Снаружи смех бельгийца смешивался с ревом реки. Франциско вздрогнул. Эти люди носят с собой свои земные интересы, подобно доспехам. Из них сочатся города. Что бы они ни сказали, как бы ни взглянули, что бы ни сделали – все кажется каким-то грязным, порочным. Особенно Луи: этот второй подбородок, глаза навыкате и привычка весело говорить о чем угодно, часто безо всякой необходимости! И вот, как раз когда ожидаешь, что он станет серьезным, этот жуткий смех начинает вдруг сотрясать его грудь и вырывается наружу, как будто пытаясь обезопасить его от правды.
И Жозиан тоже. Разве можно быть такой и все еще не умереть? Она похожа на фарфоровую статуэтку. Он и вправду уже встречал такую – на витрине одного магазина в Трухильо, – бледную, почти что незримую. Помощники переодевали ее и меняли ей парики раз в месяц. Его пугала даже мысль, что она может к нему прикоснуться.
А еще – чета англичан. Из-за этого журналиста он уже боялся разговаривать. Если все же заговоришь с ним, он либо быстро отделается от тебя, либо разорвет тебя на куски, требуя объяснений. Эти бледные, горячие глаза! Один раз за вечер Франциско попробовал заговорить о ранних испанских миссионерах, и Роберт тотчас же расстрелял его в упор: какие именно миссионеры? когда? где? что именно они?.. Напор Роберта был приятнее, чем цинизм бельгийца, – иногда в его взгляде, в его чутком, вытянутом лице и губах даже проступала симпатия, – но все равно это было невыносимо. Франциско очень хотелось оставаться незамеченным. Человека, он был уверен в этом, создал Господь.
Только англичанка, которую муж игнорировал, казалась другой. Она выглядела спокойной и серьезной. У нее было приятное женское тело. Она говорила о доступных вещах.
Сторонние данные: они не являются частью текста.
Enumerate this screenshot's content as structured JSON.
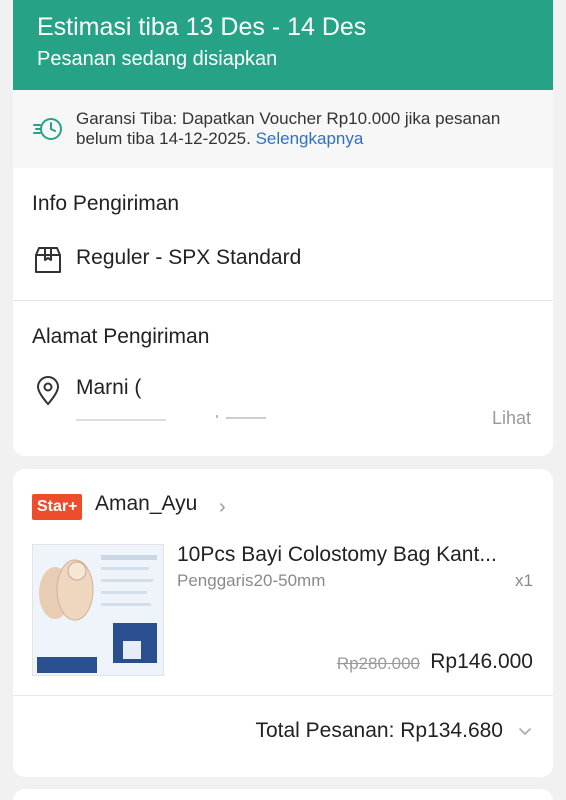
{
  "header": {
    "estimate": "Estimasi tiba 13 Des - 14 Des",
    "status": "Pesanan sedang disiapkan",
    "bg_color": "#26a386"
  },
  "guarantee": {
    "icon": "fast-delivery-clock-icon",
    "text": "Garansi Tiba: Dapatkan Voucher Rp10.000 jika pesanan belum tiba 14-12-2025.",
    "link": "Selengkapnya"
  },
  "shipping": {
    "title": "Info Pengiriman",
    "icon": "box-icon",
    "method": "Reguler - SPX Standard"
  },
  "address": {
    "title": "Alamat Pengiriman",
    "icon": "location-pin-icon",
    "name": "Marni (",
    "view_link": "Lihat"
  },
  "order": {
    "badge": "Star+",
    "shop_name": "Aman_Ayu",
    "product": {
      "name": "10Pcs Bayi Colostomy Bag Kant...",
      "variant": "Penggaris20-50mm",
      "qty": "x1",
      "original_price": "Rp280.000",
      "price": "Rp146.000",
      "thumb_label": "COLOSTOMY BAG",
      "thumb_count": "10 Pcs"
    },
    "total": "Total Pesanan: Rp134.680"
  }
}
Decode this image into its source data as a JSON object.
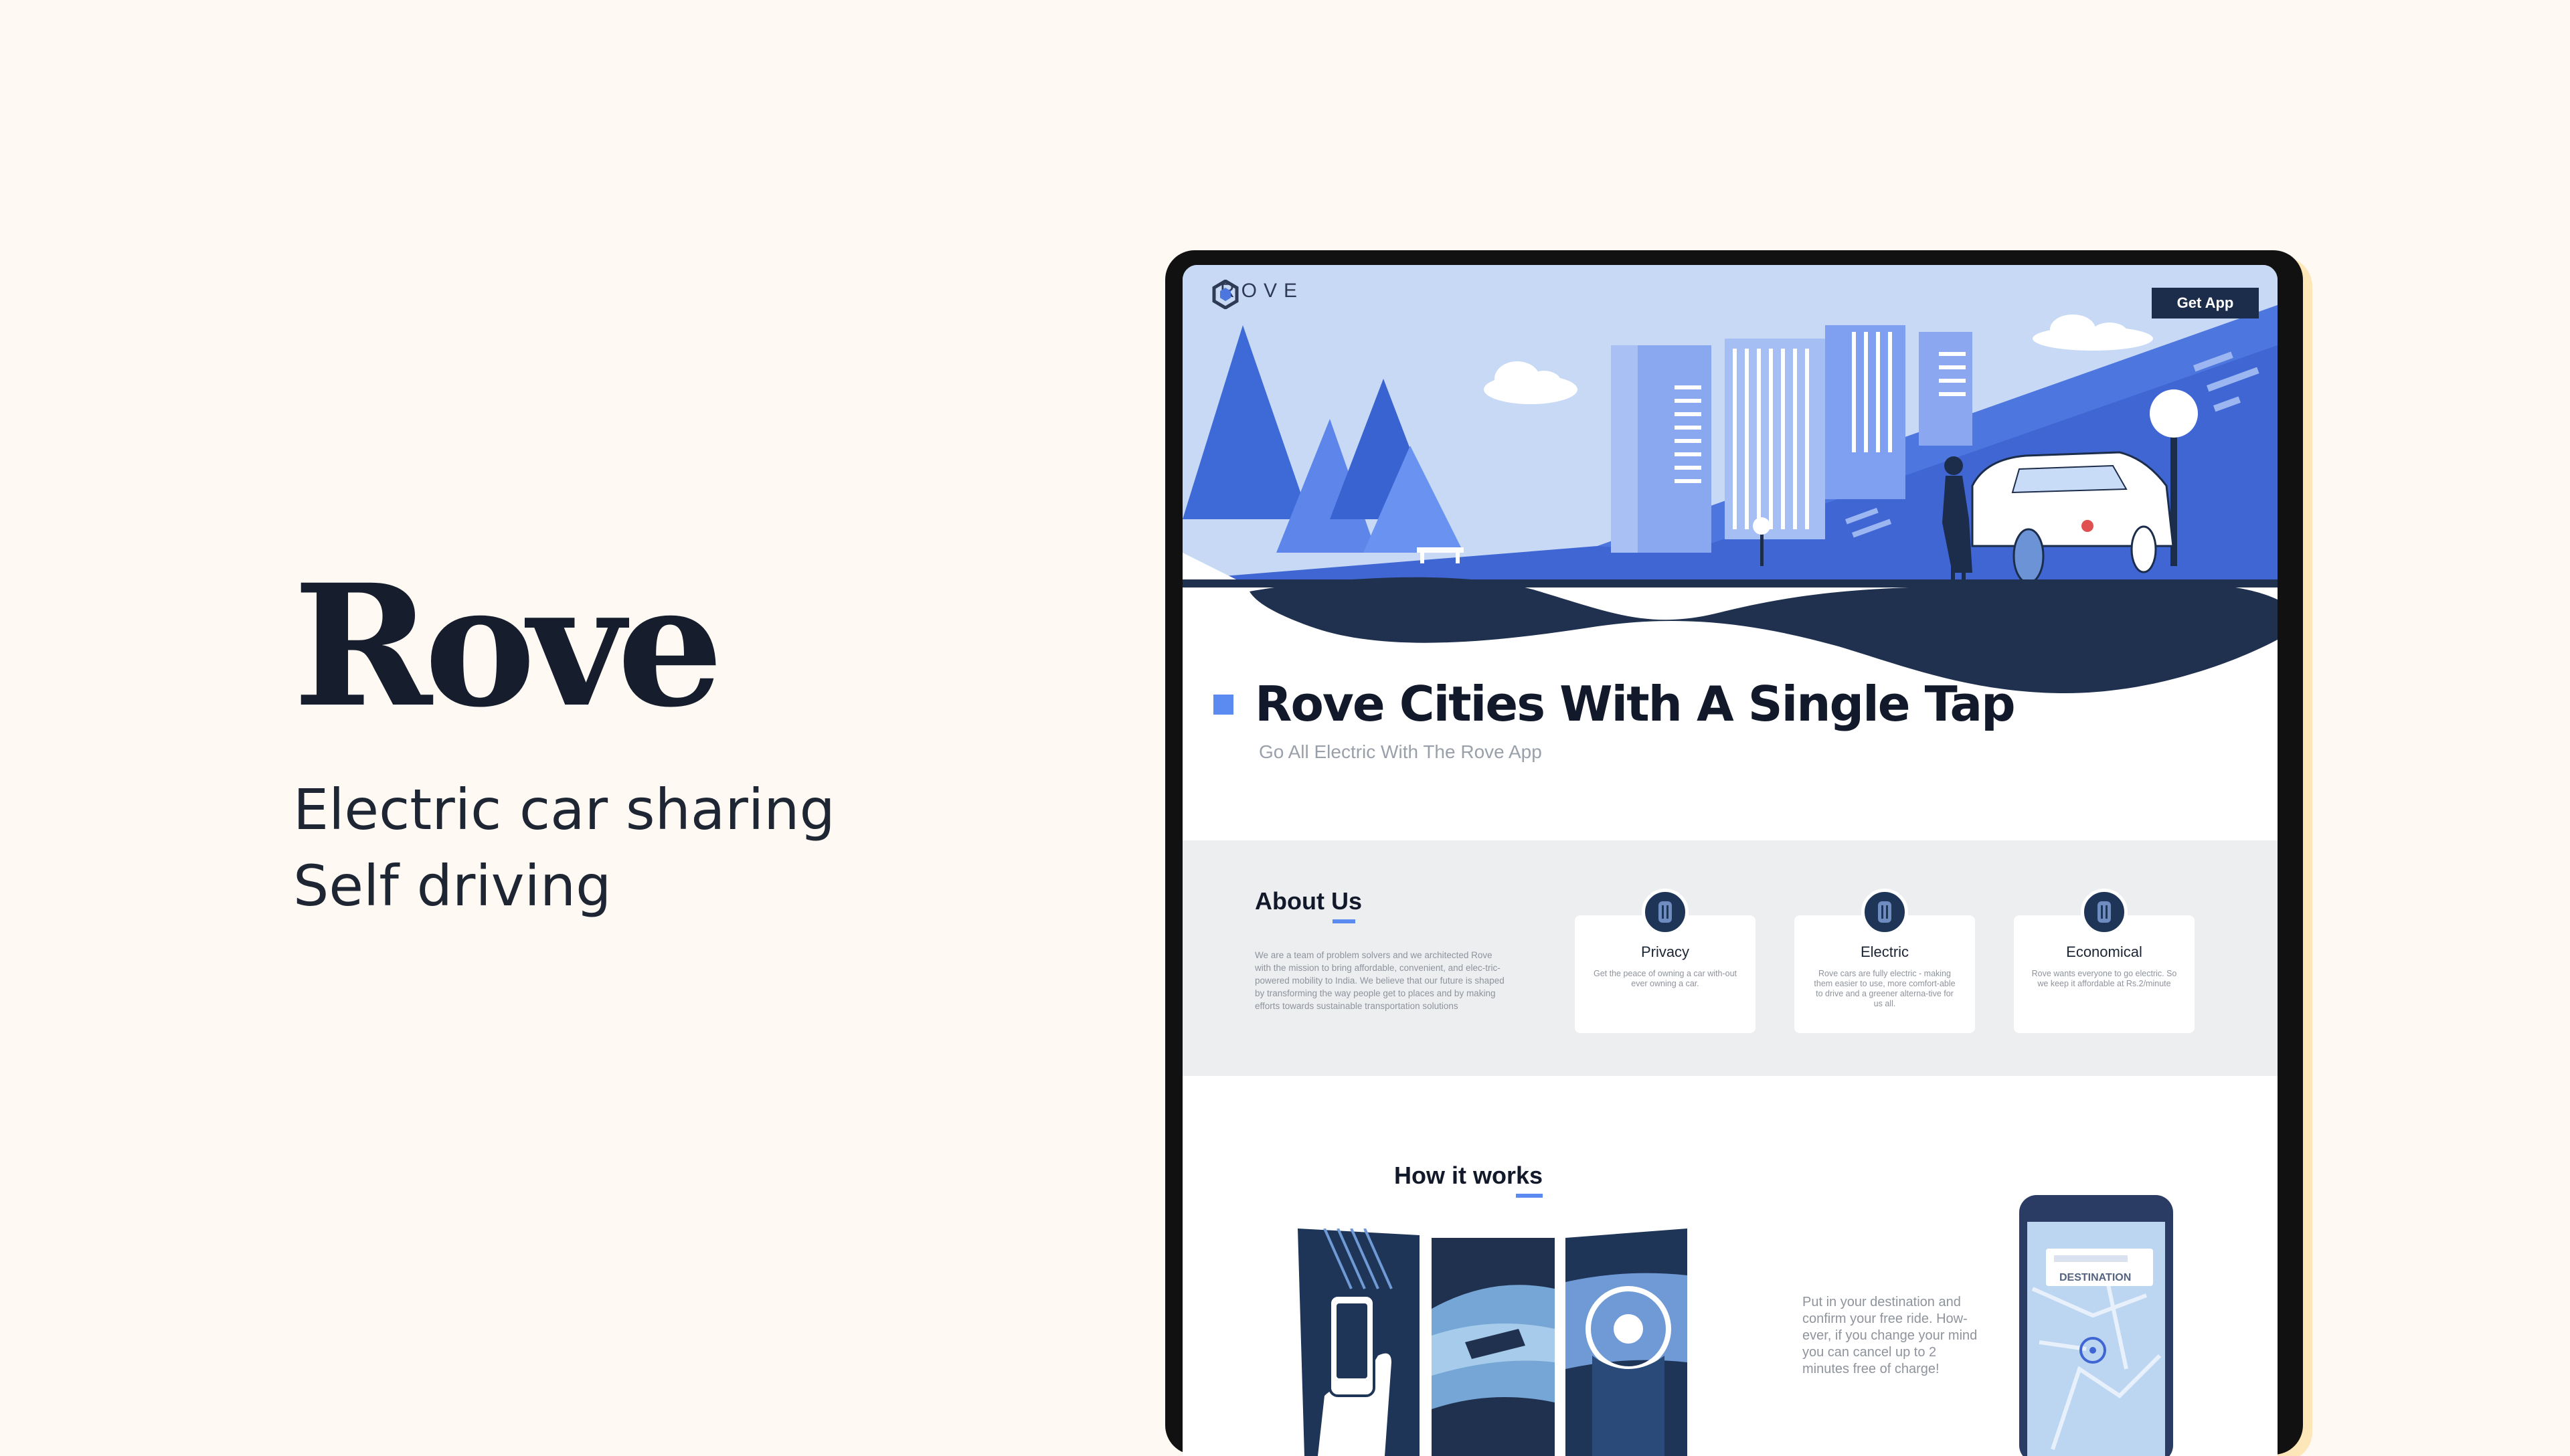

Ее можно было понять по глазам. По глазам Жозиан – темно-синим, с длинными ресницами – невозможно было ничего сказать о ней самой: они были просто красивыми. А серые глаза Камиллы резко выделялись на фоне ее смуглой кожи. Он решил, что она прекрасна.
Франциско развернул книгу в потертом кожаном переплете, El Calvario del Inca: Cronicas contemporaneas, и осторожно раскрыл ее. На форзаце выцветшими чернилами было выведено имя его матери, а под ним, тем же почерком, но немного неровным, явно слабеющей, дрожащей рукой было написано: «Para Francisco, para que comprenda у se illumine». Он наугад выбрал страницу – как талисман.
Я проехал по всей этой земле и увидел ужасные разрушения. Это погрузило меня в глубокую печаль. Виды подобного опустошения могут ввергнуть в величайшую тоску. Здесь обнаруживается удивительный парадокс: варвары-инки поддерживали повсюду абсолютный порядок, вся страна была спокойна, все жители накормлены, тогда как сейчас везде лишь покинутые обитателями деревни, следы разорения по всем дорогам в этом королевстве.
Франциско медленно закрыл книгу. Он знал многие страницы из нее наизусть.
Глава вторая
Все следующее утро, окруженные пустынными горами, они шли и шли по серпантину, поднимаясь на нескольких тысяч футов по скалистой стене долины, а их тропа, огибая весь бассейн реки, вела над ущельями, заполненными облаками. Путь оказался трудным с самого начала. В непривыкших к таким переходам мышцах пульсировала боль, а нежная кожа покрывалась ссадинами и волдырями. Но все же, после четырех часов, проведенных на ногах, они время от времени смеялись и даже нашли в себе силы затянуть какую-то песню, отдыхая под неизвестными им деревьями и разглядывая свежие волдыри на ногах. Они с удивлением смотрели на другую сторону долины, откуда спустились вчера, – туда, где узкая тропка, казавшаяся отсюда не толще человеческого волоса, вела по самому краю невидимого обрыва. Их охватывала тихая гордость. Казалось, спуститься оттуда под силу лишь горным козам.
Только Луи казался раздосадованным, как будто его выносливая, привыкшая к походам по горам лошадь втайне от всех устраивала ему невыразимые пытки. Иногда он хватался за спину.